The Lion in Winter

  Mileva Mari, her health deteriorating due to a succession of minor strokes, was still living in Zurich and trying to take care of their institutionalized son, Eduard, whose behavior had become increasingly erratic and violent. Financial problems again plagued her and revived the tension with her former husband. The portion of the money that he had put into trust for her in America from the Nobel Prize had slipped away during the Depression, and two of her three apartment houses had been sold to help pay for Eduard’s care. By late 1946, Einstein was pushing to sell the remaining house and give control of the money to a legal guardian who would be appointed for Eduard. But Mari had the usufruct of the house and its proceeds, as well as power of attorney over it, and she was terrified of surrendering any control.25

  One cold day later that winter, she slipped on the ice on the way to see Eduard and ended up lying unconscious until strangers found her. She knew she was going to die soon, and she had recurring nightmares about struggling through the snow, unable to reach Eduard. She was panicked about what would happen to him, and wrote heart-wrenching letters to Hans Albert.26

  Einstein succeeded in selling her house by early 1948, but with her power of attorney she blocked the proceeds from being sent to him. He wrote to Hans Albert, giving him all the details and promising him that, whatever happened, he would take care of Eduard “even if it costs me all my savings.”27 That May, Mari had a stroke and lapsed into a trance in which she repeatedly muttered only “No, no!” until she died three months later. The money from the sale of her apartment, 85,000 Swiss francs, was found under her mattress.
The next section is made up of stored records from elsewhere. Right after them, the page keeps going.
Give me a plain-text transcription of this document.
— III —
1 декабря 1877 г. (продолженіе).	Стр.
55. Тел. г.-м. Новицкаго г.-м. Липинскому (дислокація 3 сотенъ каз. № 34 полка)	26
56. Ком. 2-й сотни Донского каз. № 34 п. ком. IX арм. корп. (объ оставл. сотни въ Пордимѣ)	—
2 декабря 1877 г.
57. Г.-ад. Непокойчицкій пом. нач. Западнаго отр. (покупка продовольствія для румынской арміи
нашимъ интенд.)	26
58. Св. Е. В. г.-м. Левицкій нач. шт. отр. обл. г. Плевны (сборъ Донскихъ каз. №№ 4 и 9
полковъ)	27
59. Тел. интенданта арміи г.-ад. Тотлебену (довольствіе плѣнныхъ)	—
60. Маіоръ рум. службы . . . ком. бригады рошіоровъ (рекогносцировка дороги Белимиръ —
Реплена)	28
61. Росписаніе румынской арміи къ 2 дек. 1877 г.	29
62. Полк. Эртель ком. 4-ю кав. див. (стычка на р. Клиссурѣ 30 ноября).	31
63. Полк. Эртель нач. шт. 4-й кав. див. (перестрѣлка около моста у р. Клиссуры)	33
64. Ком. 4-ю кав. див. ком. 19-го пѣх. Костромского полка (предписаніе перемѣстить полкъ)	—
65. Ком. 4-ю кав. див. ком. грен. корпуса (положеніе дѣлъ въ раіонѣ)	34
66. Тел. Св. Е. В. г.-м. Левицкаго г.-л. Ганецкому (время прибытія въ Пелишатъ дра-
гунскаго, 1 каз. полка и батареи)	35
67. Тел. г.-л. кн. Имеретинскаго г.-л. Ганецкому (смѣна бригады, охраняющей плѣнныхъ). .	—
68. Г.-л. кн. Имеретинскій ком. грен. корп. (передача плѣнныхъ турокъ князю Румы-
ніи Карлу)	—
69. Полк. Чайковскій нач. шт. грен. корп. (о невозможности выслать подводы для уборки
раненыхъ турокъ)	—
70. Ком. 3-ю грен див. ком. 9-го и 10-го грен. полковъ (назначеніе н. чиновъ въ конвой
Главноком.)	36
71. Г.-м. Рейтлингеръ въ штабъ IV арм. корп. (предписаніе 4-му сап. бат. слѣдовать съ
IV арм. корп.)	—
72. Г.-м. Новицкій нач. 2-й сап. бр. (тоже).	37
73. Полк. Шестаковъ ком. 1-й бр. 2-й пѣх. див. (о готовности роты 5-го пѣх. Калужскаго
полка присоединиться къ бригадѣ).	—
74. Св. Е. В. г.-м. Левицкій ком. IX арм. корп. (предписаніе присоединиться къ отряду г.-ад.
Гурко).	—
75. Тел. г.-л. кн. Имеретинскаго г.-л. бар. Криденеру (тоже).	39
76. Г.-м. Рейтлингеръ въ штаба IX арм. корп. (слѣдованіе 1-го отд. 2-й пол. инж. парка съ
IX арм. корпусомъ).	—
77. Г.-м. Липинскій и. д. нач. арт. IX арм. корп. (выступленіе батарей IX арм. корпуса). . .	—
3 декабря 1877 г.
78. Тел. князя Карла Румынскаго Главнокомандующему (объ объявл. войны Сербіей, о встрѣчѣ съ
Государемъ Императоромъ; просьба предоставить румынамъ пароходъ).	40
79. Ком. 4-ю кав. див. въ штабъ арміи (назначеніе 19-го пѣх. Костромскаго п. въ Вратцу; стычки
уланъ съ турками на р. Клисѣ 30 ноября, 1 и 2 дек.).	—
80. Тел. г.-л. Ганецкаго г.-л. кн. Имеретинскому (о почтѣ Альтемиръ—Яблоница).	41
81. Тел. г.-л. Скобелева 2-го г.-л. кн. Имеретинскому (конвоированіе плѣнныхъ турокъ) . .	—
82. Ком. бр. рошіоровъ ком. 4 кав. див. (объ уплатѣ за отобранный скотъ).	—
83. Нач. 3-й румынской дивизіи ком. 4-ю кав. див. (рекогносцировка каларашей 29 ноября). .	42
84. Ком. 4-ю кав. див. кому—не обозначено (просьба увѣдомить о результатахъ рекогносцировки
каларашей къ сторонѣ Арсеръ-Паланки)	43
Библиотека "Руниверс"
  Eduard lapsed into a daze and never spoke of his mother again. Carl Seelig, a friend of Einstein’s who lived nearby, visited him frequently and sent back regular reports to Einstein. Seelig hoped to get him to make contact with his son, but he never did. “There is something blocking me that I am unable to analyze fully,” Einstein told Seelig. “I believe I would be arousing painful feelings of various kinds in him if I made an appearance in whatever form.”28

  Einstein’s own health began to decline in 1948 as well. For years he had been plagued by stomach ailments and anemia, and late that year, after an attack of sharp pains and vomiting, he checked into the Jewish Hospital in Brooklyn. Exploratory surgery revealed an aneurysm in the abdominal aorta,* but doctors decided there was not much they could do about it. It was assumed, correctly, that it was likely to kill him one day, but in the meantime he could live on borrowed time and a healthy diet.29

  To recuperate, he went on the longest trip he would make during his twenty-two years as a Princeton resident: down to Sarasota, Florida. For once, he successfully avoided publicity. “Einstein Elusive Sarasota Visitor,” the local paper lamented.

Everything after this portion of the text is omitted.